Tuesday, March 4, 2008

Everything's Clear, Attack the Rear

Dear old gent passing by
Something nice takes his eye
Everything's clear, attack the rear
Get in and pick-a-pocket or two.
-Oliver!
Those adorable miscreants scampering along the city streets grow up to be very, very creepy.

Bill had read about the prevalence and techniques of pickpockets in Barcelona and he warned me to be wary of people trying to get my attention or distract me, or trick me into revealing where I kept my money. We took the basic precautions--nothing in our back pockets, bags swung across the body and carried in front, Bill's wallet zipped in an inner jacket pocket, and our passports locked in the room safe. Still, I feared I would be a nervous jumble walking the streets, blasting "Back off!" at the first little lady who innocently bumped my elbow. But, the streets were fine. We didn't notice anything suspicious. People were pulling out wallets left and right to throw coins at the bizarre living statues that line La Rambla. Even when gathered around the bunnies and birds in the pet hawking stretch of ramble, people kept a polite distance.
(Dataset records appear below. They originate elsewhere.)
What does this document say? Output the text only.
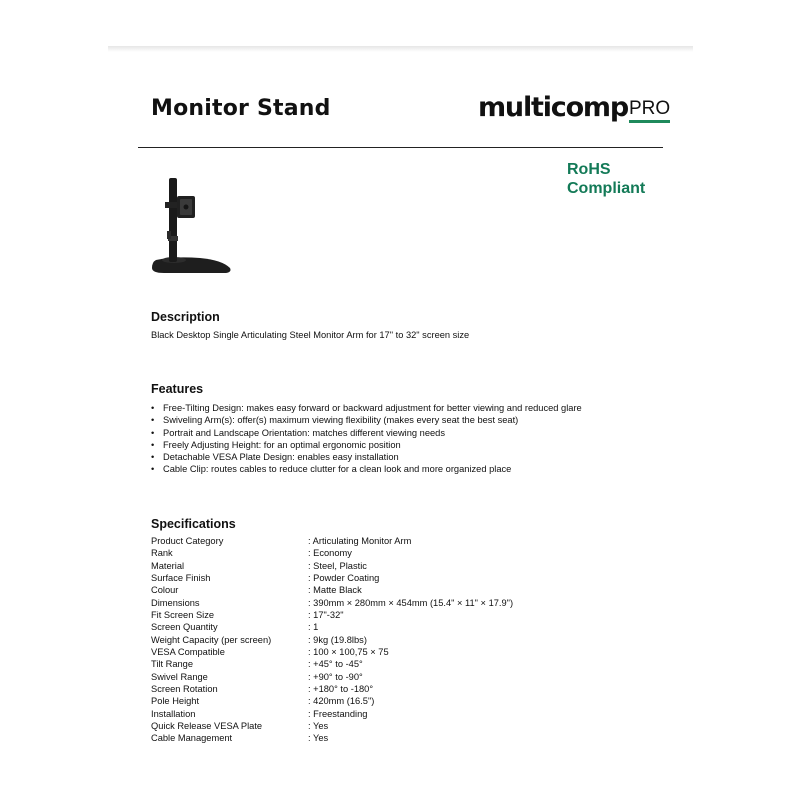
Monitor Stand	multicompPRO
RoHS
Compliant
Description
Black Desktop Single Articulating Steel Monitor Arm for 17" to 32" screen size
Features
• Free-Tilting Design: makes easy forward or backward adjustment for better viewing and reduced glare
• Swiveling Arm(s): offer(s) maximum viewing flexibility (makes every seat the best seat)
• Portrait and Landscape Orientation: matches different viewing needs
• Freely Adjusting Height: for an optimal ergonomic position
• Detachable VESA Plate Design: enables easy installation
• Cable Clip: routes cables to reduce clutter for a clean look and more organized place
Specifications
Product Category	: Articulating Monitor Arm
Rank	: Economy
Material	: Steel, Plastic
Surface Finish	: Powder Coating
Colour	: Matte Black
Dimensions	: 390mm × 280mm × 454mm (15.4" × 11" × 17.9")
Fit Screen Size	: 17"-32"
Screen Quantity	: 1
Weight Capacity (per screen)	: 9kg (19.8lbs)
VESA Compatible	: 100 × 100,75 × 75
Tilt Range	: +45° to -45°
Swivel Range	: +90° to -90°
Screen Rotation	: +180° to -180°
Pole Height	: 420mm (16.5")
Installation	: Freestanding
Quick Release VESA Plate	: Yes
Cable Management	: Yes
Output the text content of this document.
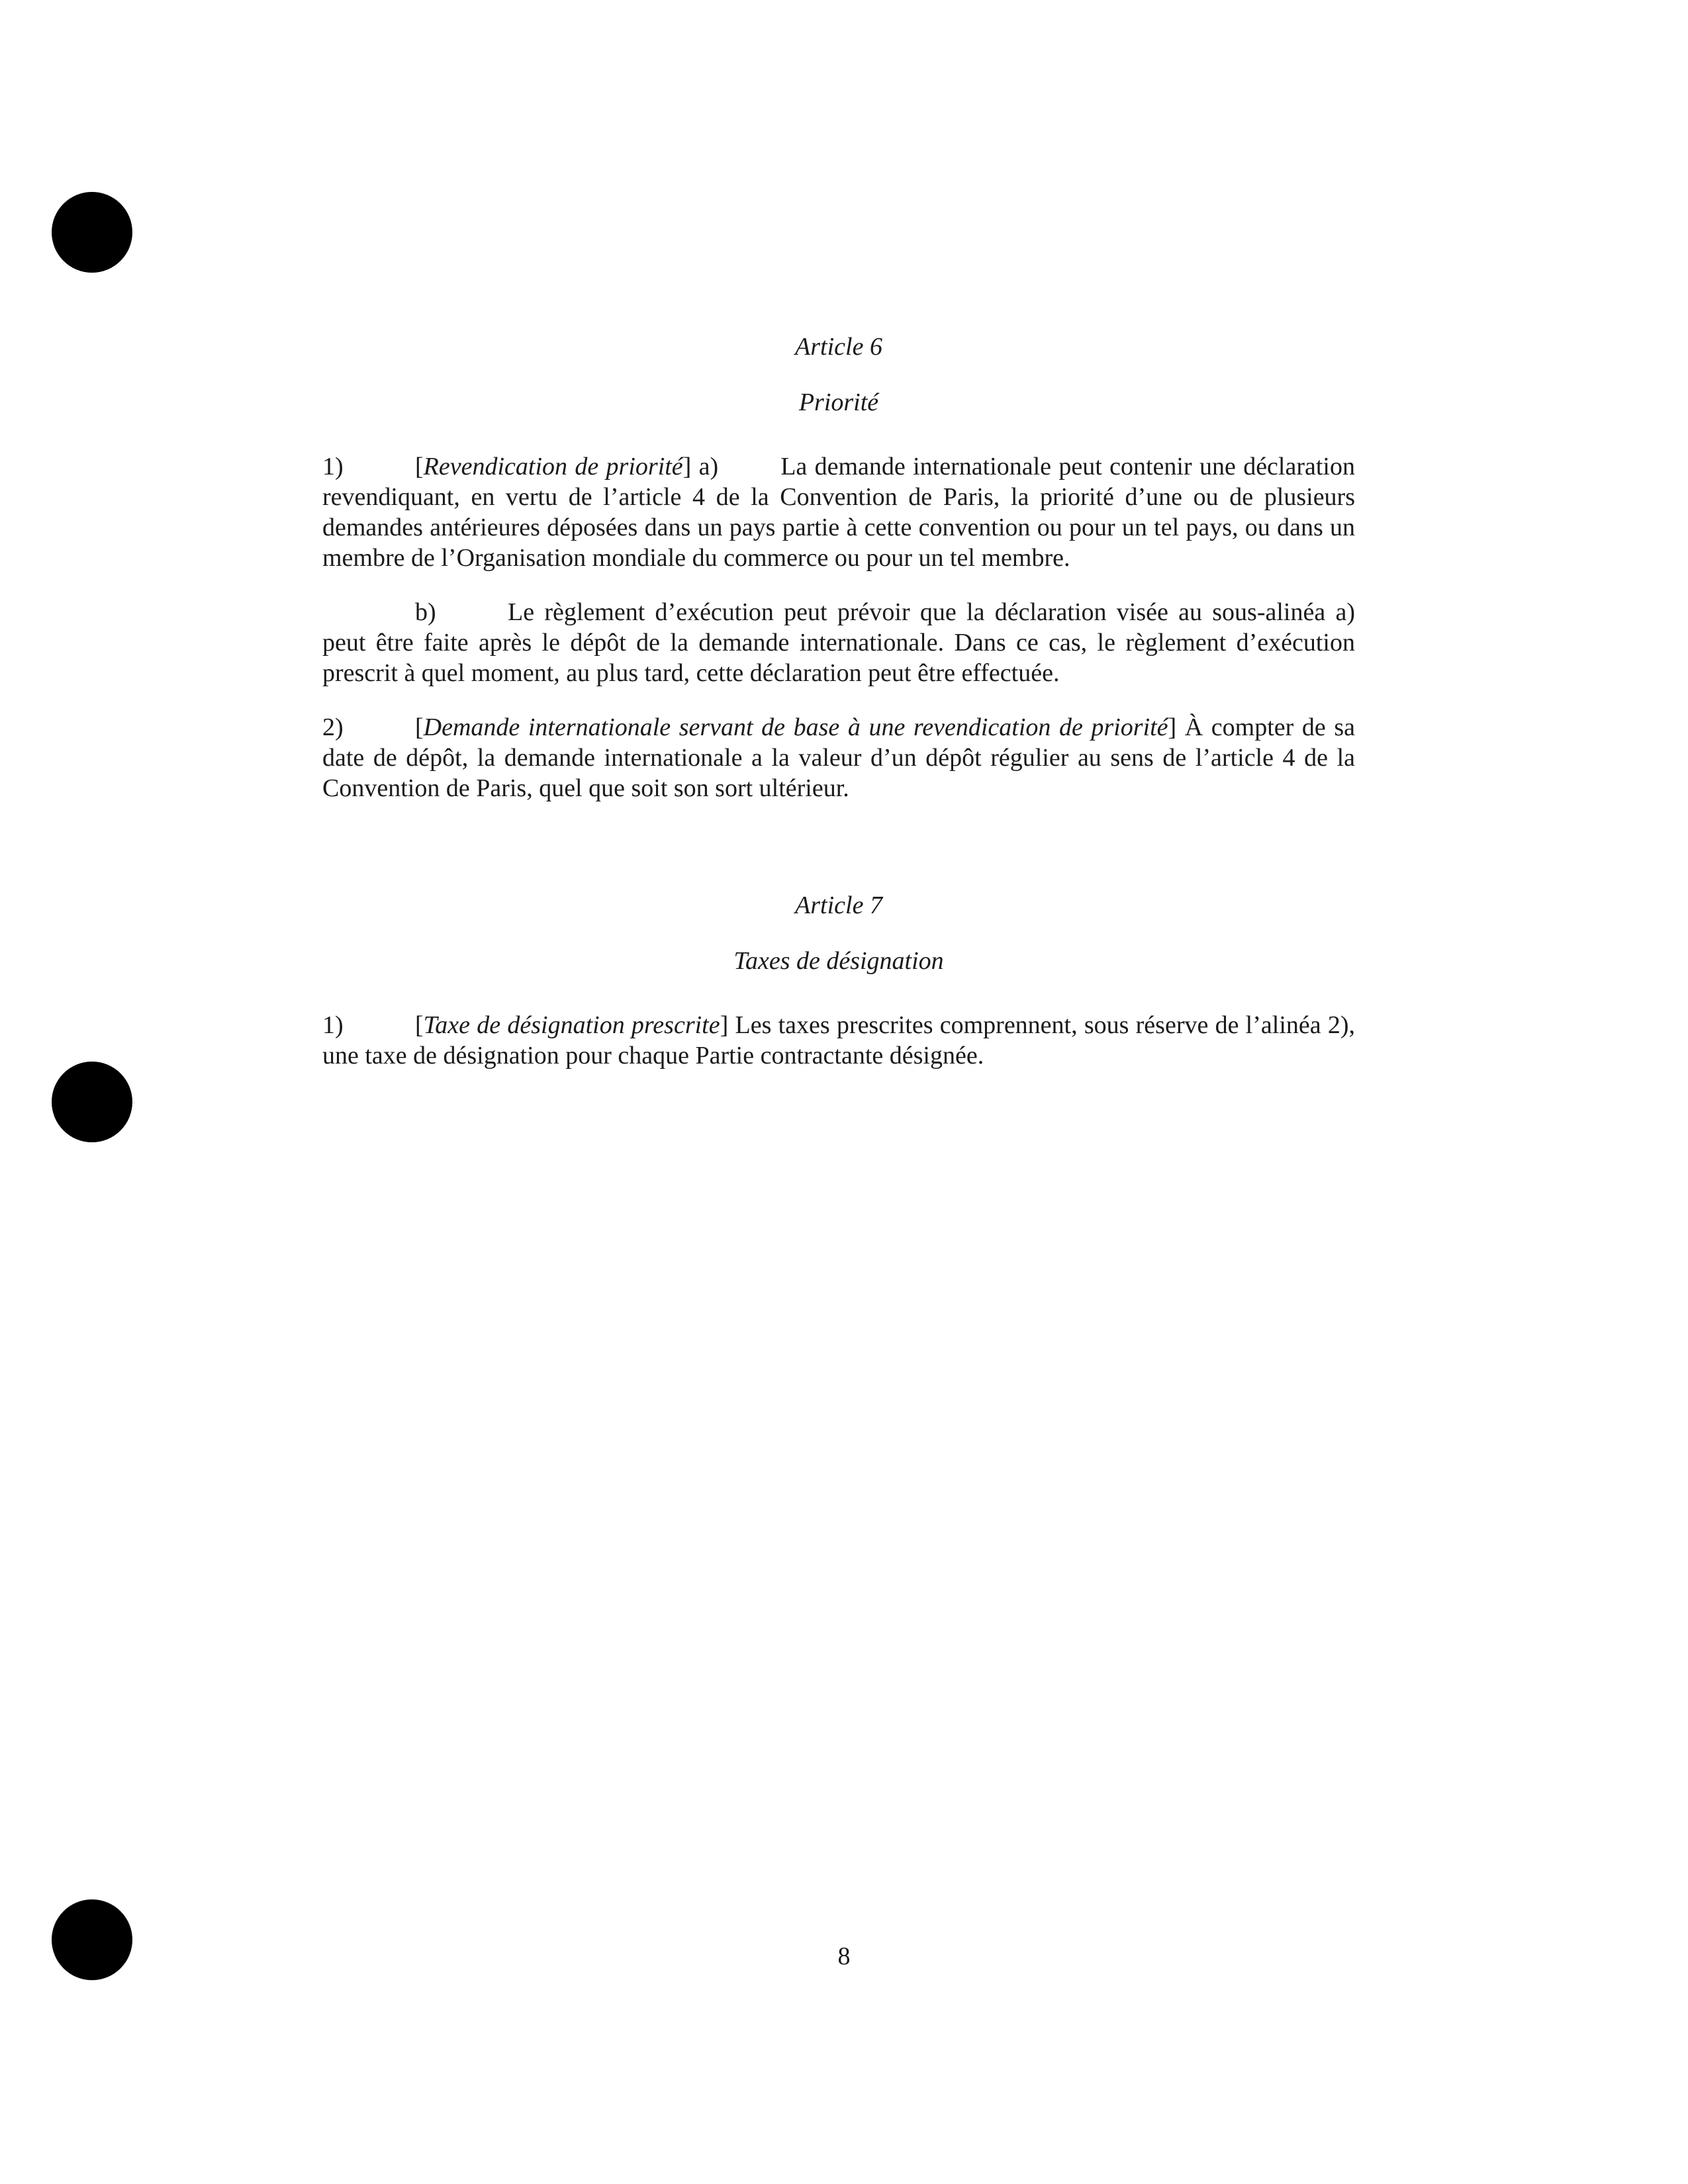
Article 6

Priorité

1)	[Revendication de priorité] a) La demande internationale peut contenir une déclaration revendiquant, en vertu de l’article 4 de la Convention de Paris, la priorité d’une ou de plusieurs demandes antérieures déposées dans un pays partie à cette convention ou pour un tel pays, ou dans un membre de l’Organisation mondiale du commerce ou pour un tel membre.

b)	Le règlement d’exécution peut prévoir que la déclaration visée au sous-alinéa a) peut être faite après le dépôt de la demande internationale. Dans ce cas, le règlement d’exécution prescrit à quel moment, au plus tard, cette déclaration peut être effectuée.

2)	[Demande internationale servant de base à une revendication de priorité] À compter de sa date de dépôt, la demande internationale a la valeur d’un dépôt régulier au sens de l’article 4 de la Convention de Paris, quel que soit son sort ultérieur.

Article 7

Taxes de désignation

1)	[Taxe de désignation prescrite] Les taxes prescrites comprennent, sous réserve de l’alinéa 2), une taxe de désignation pour chaque Partie contractante désignée.

8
Friday evening Bill and I happily board a crowded metro train. We're going just a few stops, so we take positions near the door. There's a crunch of people around us. The car is full. A man on my left bumps into me, and then catches my eye and smiles apologetically, his expression saying, Oh, these overcrowded trains, what can you do? A moment after the train starts, I feel some movement on my butt. I think maybe I've leaned against someone's hand on the bar behind me. I turn around quickly and say "Oh, I'm sorry." A man looks up at me, and then points at the metro map, saying something in Spanish. "Sorry," I say again and turn back toward the door. Best to ignore that guy, I think. So I stand there stoically ignoring him, but he turns his attention toward Bill, who is standing behind me near the middle of the car. The man points to the pole Bill is hanging on to as if to say, can I put my hand here, but then he decides he'd rather be on the other side. What a fidgety guy! After a few moments I notice my purse wriggling. I grab it and move it to the right. The guy to my left throws his hands into the air. A pickpocket! I don't look at him, resuming my stare out the window. I can't believe that guy tried to pickpocket me, I'm thinking, what a jerk...wait, what is happening to my left front jean pocket! I slap my left hand down, and again hands fly in the air. We are close to our stop; I summon the highest level of personal space awareness I am capable of. At our stop Bill and I jump off the train , duck away from the exiting crowd and exclaim simultaneously, "That guy was pickpocketing me!"

One guy had managed to unzip the small backpack Bill was carrying, and my purse was also unzipped. I'm not sure it was zipped when I boarded the train--the purse has a zipper and a velcro flap closure--but I think it was. The zipper pull was on the right side of the purse, so the guy would have had to reach all the way under the flap. When I turned around to see what was going on with my butt, perhaps? Thankfully nothing was taken, but we felt really foolish that it took so long for us to figure out we were marks.

As I thought about it, I got really creeped out that these men were crowded against me feeling my pockets and rifling around in my purse. I couldn't believe that the guy went after my pocket seconds after I caught him groping my bag. I did think it was cunning the way he made eye contact with me, so he would not seem like a threat. We vowed to tell the next pickpockets to F Off at the first finger wiggle.
When I see someone rich,
Both my thumbs start to itch
Only to find some peace of mind
We have to pick-a-pocket or two.
Creepy! Creepy! Creepy!

10 comments:

mom Gunter said...

Are you sure he just wasn't trying to get fresh Sharon????????????? He may have thought you had a nice fanny!!!!

Sharon said...

hmm...perhaps; by the way, don't use that word in Ireland.

mom Gunter said...

What does it mean in Ireland?

Sharon said...

Let's just say it's much more private and much less polite than the US meaning.

mom Gunter said...

Gotcha!!!!!!!!!!!!

BillG said...

Bum is the word you'd want to use when in Ireland.

mom Gunter said...

I don't talk about that part of the anatomy often so I will probably be safe.
What is on your menu for supper?

BillG said...

Yeah, you're probably right. Not sure what we're having tonight. Haven't given it much thought, actually.

mom Gunter said...

I was talking to my esl student Jordan last night about the difference between Tex-Mex food and Mex food. He was explaining to me about how his mother takes mesa and makes the tortios.(can't spell it).I was telling him about you fixing things with mesa also.

--Kent said...

Yes, that little backpack, if situated low and behind, would be Bill's "bum bag" in Ireland. You definitely don't want a fanny pack there! Not that Bill... well, you get the point.